The second decision is about what SUSPECT means. When a key is reported compromised, entries signed by that key during the compromised window become suspect. The question was: should the verification result be INVALID? It shouldn’t. The signature is cryptographically valid — the entry was produced by that actor at that time. The content is intact. What’s in question is whether the actor was operating with integrity. INVALID says “tamper detected.” SUSPECT says “genuine, but the signing authority is in question.” That distinction matters in a compliance audit — they’re different verdicts.
The second story this week is smaller but felt important. I wanted a CDI event to fire when signature verification returns SUSPECT, so consumers could do real-time alerting without polling. We built AgentSignatureSuspectEvent — same pattern as LedgerGapDetected: plain record, Event<T> injection, no delivery coupling. Consumers choose @Observes or @ObservesAsync independently.
The interesting part came when we added the reactive twin. verifyAgentSignature() was blocking; there was no reactive version. Claude pointed out the asymmetry before I did, and I realised it wasn’t an oversight — it was a pattern we’d never formalised. The ledger has always supported both stacks (LedgerEntryRepository blocking, ReactiveLedgerEntryRepository for Mutiny consumers), but there was no written rule saying new service methods had to maintain that parity.
We added the rule. A new method on any ledger service must ship both blocking and reactive variants unless one is demonstrably unsuitable. The fireAsync() call for the reactive path hit a type wrinkle: event.fireAsync() returns CompletionStage<Event<T>>, not CompletionStage<Void>. You need .replaceWith() to extract the value you actually want. Subtle enough that it’s worth noting.

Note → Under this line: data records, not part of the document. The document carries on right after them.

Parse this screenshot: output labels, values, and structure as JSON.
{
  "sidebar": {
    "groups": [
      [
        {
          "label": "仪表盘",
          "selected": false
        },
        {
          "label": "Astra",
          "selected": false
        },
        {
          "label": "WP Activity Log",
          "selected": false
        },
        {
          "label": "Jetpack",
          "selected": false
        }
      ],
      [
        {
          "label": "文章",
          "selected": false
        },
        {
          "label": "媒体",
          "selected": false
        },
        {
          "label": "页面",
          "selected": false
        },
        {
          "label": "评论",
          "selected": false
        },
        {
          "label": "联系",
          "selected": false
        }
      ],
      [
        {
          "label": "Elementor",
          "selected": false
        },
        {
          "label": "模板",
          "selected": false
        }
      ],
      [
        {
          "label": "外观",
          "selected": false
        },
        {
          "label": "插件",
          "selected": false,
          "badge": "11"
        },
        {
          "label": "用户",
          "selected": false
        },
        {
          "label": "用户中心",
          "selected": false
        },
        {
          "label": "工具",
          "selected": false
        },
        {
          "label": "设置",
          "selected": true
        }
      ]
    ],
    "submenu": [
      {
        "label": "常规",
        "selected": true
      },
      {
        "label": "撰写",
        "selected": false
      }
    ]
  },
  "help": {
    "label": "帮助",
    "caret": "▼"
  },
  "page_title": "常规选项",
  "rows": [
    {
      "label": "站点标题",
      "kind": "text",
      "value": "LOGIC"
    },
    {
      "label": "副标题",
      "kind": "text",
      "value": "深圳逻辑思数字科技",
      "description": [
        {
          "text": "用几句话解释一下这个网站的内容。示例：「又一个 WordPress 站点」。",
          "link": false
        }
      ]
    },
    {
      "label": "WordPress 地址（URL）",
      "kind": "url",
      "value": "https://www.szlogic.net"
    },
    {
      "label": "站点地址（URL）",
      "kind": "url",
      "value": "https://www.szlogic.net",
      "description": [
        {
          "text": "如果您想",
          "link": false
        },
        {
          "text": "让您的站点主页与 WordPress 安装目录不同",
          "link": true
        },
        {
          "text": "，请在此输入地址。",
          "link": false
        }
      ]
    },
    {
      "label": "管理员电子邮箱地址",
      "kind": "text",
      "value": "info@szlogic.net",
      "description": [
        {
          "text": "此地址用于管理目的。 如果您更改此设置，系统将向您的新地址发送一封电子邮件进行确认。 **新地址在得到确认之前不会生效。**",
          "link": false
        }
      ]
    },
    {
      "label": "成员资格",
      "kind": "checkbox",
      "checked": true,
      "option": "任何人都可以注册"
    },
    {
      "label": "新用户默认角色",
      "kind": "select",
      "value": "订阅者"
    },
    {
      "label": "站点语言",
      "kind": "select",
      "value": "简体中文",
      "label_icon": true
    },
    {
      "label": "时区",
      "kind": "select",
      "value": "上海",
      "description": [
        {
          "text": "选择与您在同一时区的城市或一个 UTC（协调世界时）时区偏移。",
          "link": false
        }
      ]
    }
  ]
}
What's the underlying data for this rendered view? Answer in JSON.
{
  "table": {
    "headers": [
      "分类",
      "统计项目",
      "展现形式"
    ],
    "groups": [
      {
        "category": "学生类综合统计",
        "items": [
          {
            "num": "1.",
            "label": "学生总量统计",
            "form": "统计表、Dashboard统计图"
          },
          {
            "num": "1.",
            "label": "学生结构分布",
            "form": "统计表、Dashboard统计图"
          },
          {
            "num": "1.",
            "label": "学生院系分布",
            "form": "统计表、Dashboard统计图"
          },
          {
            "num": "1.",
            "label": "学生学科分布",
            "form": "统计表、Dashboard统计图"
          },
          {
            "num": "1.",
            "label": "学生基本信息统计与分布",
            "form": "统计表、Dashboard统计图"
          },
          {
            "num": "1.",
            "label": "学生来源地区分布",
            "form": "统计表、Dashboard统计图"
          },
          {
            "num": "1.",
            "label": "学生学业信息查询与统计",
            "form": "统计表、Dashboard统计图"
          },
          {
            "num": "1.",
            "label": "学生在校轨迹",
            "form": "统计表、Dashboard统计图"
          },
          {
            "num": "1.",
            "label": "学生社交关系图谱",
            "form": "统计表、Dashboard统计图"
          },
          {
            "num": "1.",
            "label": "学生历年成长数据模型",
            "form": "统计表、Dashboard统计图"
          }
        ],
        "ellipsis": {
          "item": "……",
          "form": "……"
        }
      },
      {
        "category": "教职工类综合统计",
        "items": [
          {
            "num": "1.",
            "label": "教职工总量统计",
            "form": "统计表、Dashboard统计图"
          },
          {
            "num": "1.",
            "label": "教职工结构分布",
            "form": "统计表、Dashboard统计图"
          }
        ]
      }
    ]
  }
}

The other thing that surfaced: at epic close, the design journal was empty. We’d committed directly via subagents without going through the journal-writing hook, and the tooling silently skipped the merge. That’s the wrong default. The skill now surfaces a [W]rite / [S]kip prompt instead — losing design reasoning permanently is a worse outcome than interrupting the close flow. We wrote the retrospective entry, merged it, and fixed the tooling before finishing.